Vários crimes de racismo contra negros provocaram manifestações públicas, em 2020. A visibilidade da violência racial fez reemergir a consciência de que o racismo ainda prevalece no Brasil. Os negros estão ausentes de todas as carreiras de poder – legislativo, judiciário, ministério público, forças armadas, jornalismo, docência universitária, postos executivos nas empresas. Na periferia, a polícia militar impõe um apartheid contra os negros, produzindo o maior número de execuções sumárias do mundo.
O racismo voltou a ser atribuído ao legado da escravidão, como se o passado se prolongasse automaticamente para o futuro. Para evitar esse flagrante anacronismo, talvez devêssemos recorrer ao conceito de etnocracia, trabalhado pela cientista política Kate Cronin-Furman, do University College, de Londres: “um sistema político no qual as instituições do Estado tradicionalmente servem os interesses de um grupo étnico politicamente dominante”. Aqui, os brancos.
No Brasil supostamente democrático, os aparelhos repressivos do Estado – polícia, justiça, prisões – servem para proteger os interesses dos brancos, que tratam os negros, hoje maioria na população, como se fossem a principal ameaça à ordem.

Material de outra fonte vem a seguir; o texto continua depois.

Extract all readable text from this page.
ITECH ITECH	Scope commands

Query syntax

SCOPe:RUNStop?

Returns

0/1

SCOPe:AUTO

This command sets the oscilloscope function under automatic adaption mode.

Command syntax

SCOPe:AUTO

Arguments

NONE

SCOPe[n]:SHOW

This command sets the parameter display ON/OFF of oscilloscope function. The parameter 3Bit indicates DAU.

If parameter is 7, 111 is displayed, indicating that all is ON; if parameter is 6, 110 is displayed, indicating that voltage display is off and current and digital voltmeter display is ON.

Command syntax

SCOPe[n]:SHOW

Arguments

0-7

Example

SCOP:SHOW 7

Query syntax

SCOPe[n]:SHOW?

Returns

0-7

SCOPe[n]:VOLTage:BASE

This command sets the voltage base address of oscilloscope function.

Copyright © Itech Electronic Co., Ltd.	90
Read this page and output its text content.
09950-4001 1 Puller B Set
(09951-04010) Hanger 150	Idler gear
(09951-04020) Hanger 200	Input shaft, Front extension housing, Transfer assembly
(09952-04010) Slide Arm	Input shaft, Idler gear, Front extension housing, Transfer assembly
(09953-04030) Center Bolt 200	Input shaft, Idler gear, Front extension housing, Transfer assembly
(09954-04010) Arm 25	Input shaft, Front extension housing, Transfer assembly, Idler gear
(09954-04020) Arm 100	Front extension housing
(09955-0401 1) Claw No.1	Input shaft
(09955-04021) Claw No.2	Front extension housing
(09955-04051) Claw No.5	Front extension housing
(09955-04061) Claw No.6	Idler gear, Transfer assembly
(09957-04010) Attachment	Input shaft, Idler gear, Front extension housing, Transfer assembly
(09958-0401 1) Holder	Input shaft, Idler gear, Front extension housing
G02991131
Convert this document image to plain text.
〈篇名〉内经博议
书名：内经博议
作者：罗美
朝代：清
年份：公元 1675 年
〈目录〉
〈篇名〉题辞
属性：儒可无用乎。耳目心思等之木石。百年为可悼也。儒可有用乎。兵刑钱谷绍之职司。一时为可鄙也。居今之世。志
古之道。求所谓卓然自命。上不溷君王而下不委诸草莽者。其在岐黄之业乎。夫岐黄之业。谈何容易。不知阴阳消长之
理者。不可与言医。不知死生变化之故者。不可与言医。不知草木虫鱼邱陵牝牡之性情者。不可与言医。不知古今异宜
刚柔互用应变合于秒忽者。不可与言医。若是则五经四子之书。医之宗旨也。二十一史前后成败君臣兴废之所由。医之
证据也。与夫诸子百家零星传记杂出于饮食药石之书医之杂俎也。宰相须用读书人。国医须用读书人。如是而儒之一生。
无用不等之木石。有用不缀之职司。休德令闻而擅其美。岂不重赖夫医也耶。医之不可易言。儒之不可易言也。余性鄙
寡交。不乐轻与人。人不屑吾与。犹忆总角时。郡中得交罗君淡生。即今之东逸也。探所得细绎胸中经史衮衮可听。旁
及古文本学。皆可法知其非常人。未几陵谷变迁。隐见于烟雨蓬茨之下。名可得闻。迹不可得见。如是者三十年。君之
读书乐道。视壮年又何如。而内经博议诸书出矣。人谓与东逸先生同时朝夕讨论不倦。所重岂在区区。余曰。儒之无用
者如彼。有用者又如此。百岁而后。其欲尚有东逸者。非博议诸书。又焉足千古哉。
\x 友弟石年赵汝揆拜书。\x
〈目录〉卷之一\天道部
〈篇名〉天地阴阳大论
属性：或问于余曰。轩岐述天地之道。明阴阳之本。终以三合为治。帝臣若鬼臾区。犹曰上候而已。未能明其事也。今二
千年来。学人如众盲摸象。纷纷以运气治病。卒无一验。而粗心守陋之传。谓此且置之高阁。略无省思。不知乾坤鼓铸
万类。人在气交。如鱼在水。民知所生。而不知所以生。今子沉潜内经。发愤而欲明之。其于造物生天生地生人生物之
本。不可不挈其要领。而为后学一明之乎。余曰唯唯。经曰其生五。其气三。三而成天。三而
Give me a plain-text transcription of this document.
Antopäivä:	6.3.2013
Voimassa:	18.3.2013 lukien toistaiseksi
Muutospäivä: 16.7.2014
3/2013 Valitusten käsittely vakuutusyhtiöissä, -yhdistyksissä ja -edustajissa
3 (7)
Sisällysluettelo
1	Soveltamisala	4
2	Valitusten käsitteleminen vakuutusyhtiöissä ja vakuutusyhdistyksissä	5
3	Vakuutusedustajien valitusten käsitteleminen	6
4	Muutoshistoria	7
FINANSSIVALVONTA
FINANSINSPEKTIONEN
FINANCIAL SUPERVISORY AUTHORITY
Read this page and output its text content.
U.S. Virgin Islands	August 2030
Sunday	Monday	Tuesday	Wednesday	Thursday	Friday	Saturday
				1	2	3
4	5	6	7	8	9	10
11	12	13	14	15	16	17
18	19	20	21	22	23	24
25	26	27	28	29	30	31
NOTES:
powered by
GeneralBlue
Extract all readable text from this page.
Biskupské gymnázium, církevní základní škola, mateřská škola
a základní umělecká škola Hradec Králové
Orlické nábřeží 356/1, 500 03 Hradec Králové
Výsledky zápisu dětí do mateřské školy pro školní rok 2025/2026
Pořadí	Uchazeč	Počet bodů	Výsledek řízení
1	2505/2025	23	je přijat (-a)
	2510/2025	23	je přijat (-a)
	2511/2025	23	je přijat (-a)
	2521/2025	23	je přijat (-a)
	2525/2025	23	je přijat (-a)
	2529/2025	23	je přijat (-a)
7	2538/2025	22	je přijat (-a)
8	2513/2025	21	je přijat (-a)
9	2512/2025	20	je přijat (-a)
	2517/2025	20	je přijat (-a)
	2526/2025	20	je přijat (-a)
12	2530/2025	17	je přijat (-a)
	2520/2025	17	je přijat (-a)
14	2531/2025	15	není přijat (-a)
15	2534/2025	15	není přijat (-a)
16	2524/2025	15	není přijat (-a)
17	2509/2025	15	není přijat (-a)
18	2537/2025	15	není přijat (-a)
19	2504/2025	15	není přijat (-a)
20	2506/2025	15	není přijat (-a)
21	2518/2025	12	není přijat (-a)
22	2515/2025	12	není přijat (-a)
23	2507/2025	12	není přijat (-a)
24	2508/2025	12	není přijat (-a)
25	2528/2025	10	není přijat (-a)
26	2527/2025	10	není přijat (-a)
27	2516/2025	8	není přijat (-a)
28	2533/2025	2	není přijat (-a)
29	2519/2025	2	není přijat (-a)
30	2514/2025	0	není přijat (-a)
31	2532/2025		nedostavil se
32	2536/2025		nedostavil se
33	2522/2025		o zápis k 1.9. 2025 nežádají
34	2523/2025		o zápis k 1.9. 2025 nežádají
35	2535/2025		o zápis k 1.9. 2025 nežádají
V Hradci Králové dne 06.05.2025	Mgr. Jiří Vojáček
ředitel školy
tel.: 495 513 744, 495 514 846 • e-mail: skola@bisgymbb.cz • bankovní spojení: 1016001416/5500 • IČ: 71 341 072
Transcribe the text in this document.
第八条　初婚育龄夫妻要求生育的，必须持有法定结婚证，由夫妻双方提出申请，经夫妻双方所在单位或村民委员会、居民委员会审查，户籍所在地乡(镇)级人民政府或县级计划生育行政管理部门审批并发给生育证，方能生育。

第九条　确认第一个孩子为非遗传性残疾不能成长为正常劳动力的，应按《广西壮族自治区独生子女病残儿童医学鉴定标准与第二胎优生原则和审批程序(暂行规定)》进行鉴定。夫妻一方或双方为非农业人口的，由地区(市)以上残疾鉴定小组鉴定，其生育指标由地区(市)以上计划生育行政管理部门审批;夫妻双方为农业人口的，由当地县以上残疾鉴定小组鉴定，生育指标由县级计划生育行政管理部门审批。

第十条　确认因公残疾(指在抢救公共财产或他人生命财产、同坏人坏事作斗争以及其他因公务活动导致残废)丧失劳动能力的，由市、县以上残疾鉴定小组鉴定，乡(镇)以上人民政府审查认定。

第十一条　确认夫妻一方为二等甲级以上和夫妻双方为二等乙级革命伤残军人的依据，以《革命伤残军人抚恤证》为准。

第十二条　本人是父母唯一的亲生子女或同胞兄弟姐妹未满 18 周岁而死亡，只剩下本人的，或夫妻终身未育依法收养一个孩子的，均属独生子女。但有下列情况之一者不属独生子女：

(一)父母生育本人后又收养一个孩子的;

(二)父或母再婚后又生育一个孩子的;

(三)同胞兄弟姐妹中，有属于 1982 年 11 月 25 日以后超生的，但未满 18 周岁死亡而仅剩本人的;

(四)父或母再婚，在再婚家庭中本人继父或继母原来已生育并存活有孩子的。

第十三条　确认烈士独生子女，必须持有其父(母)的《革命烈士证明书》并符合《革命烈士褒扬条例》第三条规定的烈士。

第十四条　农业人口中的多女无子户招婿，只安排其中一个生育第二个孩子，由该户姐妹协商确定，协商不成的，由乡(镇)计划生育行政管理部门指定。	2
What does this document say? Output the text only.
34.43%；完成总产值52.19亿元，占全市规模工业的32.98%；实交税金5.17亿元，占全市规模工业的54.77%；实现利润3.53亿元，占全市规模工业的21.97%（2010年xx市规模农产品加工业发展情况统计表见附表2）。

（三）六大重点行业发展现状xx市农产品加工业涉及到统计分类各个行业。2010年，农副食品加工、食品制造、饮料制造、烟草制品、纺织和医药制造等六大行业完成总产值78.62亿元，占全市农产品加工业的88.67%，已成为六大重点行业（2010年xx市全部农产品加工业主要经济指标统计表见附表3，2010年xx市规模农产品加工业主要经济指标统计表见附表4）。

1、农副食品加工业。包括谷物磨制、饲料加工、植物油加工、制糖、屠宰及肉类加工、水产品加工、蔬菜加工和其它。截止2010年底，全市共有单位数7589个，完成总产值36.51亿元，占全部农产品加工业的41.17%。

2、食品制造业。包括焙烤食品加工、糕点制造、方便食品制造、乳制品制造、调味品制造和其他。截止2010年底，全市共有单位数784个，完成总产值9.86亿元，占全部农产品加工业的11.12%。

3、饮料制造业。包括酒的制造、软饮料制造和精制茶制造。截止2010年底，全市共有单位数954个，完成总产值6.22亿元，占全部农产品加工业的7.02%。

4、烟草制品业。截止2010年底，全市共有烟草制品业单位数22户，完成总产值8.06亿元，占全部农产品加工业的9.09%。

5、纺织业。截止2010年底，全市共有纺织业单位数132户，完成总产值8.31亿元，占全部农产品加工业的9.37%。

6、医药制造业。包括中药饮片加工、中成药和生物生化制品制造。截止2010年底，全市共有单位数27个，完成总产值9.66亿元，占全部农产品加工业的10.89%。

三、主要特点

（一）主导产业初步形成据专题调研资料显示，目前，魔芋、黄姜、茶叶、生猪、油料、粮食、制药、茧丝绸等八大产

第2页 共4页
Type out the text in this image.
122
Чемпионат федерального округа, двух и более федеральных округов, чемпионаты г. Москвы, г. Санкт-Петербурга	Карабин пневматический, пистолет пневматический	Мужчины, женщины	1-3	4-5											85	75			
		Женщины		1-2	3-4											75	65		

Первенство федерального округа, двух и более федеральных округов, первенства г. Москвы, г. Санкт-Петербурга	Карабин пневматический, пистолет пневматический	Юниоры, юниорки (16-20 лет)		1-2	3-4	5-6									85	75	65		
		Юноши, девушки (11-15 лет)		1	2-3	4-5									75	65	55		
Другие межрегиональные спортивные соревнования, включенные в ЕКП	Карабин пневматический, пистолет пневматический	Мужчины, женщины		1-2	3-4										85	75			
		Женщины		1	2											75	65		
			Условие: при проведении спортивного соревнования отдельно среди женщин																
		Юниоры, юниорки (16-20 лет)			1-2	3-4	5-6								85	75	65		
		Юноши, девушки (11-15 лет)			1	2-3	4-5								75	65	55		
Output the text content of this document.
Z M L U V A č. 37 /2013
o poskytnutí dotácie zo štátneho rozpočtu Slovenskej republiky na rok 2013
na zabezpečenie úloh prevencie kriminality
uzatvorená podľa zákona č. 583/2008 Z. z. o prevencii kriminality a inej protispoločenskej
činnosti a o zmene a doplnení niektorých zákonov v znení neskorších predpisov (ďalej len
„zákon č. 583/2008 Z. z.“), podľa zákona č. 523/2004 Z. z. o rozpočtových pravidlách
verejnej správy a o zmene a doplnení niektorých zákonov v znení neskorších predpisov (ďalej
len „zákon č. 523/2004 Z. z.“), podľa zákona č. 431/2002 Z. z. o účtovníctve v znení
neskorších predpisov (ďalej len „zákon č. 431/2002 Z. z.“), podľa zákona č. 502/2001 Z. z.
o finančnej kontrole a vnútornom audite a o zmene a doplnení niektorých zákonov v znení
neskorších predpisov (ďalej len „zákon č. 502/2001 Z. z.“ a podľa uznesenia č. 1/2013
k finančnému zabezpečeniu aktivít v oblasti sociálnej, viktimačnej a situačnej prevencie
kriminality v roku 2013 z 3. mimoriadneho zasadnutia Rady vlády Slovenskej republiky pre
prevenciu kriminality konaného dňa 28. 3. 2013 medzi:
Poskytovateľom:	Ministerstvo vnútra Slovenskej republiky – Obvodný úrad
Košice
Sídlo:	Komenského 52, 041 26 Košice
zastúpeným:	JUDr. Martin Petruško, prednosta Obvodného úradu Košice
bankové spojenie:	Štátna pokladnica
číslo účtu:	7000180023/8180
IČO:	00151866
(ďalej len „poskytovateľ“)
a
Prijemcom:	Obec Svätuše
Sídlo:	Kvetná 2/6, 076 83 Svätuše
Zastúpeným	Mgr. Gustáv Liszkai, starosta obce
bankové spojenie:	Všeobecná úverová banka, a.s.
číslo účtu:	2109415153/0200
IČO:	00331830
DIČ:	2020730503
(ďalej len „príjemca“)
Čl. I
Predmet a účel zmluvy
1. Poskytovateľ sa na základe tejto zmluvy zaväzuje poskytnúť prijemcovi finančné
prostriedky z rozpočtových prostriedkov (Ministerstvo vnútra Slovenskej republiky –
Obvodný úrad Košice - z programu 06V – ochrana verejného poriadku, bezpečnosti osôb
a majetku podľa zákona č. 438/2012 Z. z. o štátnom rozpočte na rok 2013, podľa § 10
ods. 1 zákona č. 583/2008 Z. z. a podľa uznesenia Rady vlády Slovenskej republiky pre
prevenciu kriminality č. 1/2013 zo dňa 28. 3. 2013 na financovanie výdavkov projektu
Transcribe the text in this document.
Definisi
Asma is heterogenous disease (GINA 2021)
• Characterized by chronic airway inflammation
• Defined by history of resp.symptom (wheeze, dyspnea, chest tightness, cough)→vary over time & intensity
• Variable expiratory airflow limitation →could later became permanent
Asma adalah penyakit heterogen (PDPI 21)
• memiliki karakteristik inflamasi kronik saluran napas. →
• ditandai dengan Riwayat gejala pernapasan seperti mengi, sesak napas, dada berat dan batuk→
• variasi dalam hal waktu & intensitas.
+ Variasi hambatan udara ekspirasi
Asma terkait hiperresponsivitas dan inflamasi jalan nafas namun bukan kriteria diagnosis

Nos idos de 1990, o chefe de polícia do Rio de Janeiro, Hélio Luz, dizia que a elite carioca tratava a polícia como se estivesse a seu serviço. Em 1995, o sociólogo Sérgio Adorno, da Universidade de São Paulo, publicou seu pioneiro e seminal estudo sobre discriminação racial e justiça criminal em São Paulo, demonstrando que, pelo mesmo crime, os negros eram proporcionalmente mais condenados do que os brancos. E que a maior criminalização do comportamento infracional de negros resultava na maior quantidade de negros encarcerados.
Recentemente, dois casos implicando repressão policial arbitrária e condenação de jovens negros, na zona Sul da cidade de São Paulo, são exemplos daquelas práticas. Em 18 de junho de 2019, Joel Rodrigues do Nascimento Junior, 21 anos, testemunhou, na rua onde mora, dois ladrões abandonarem uma moto furtada. Joel foi processado pelo roubo, com base no testemunho de um PM e em um procedimento irregular de reconhecimento pela vítima. A juíza não contestou as versões do policial nem da vítima, únicas testemunhas ouvidas – ainda que nove pessoas do bairro, entre comerciantes, moradores e a empregadora do Joel, tenham sido arroladas como testemunhas em seu favor.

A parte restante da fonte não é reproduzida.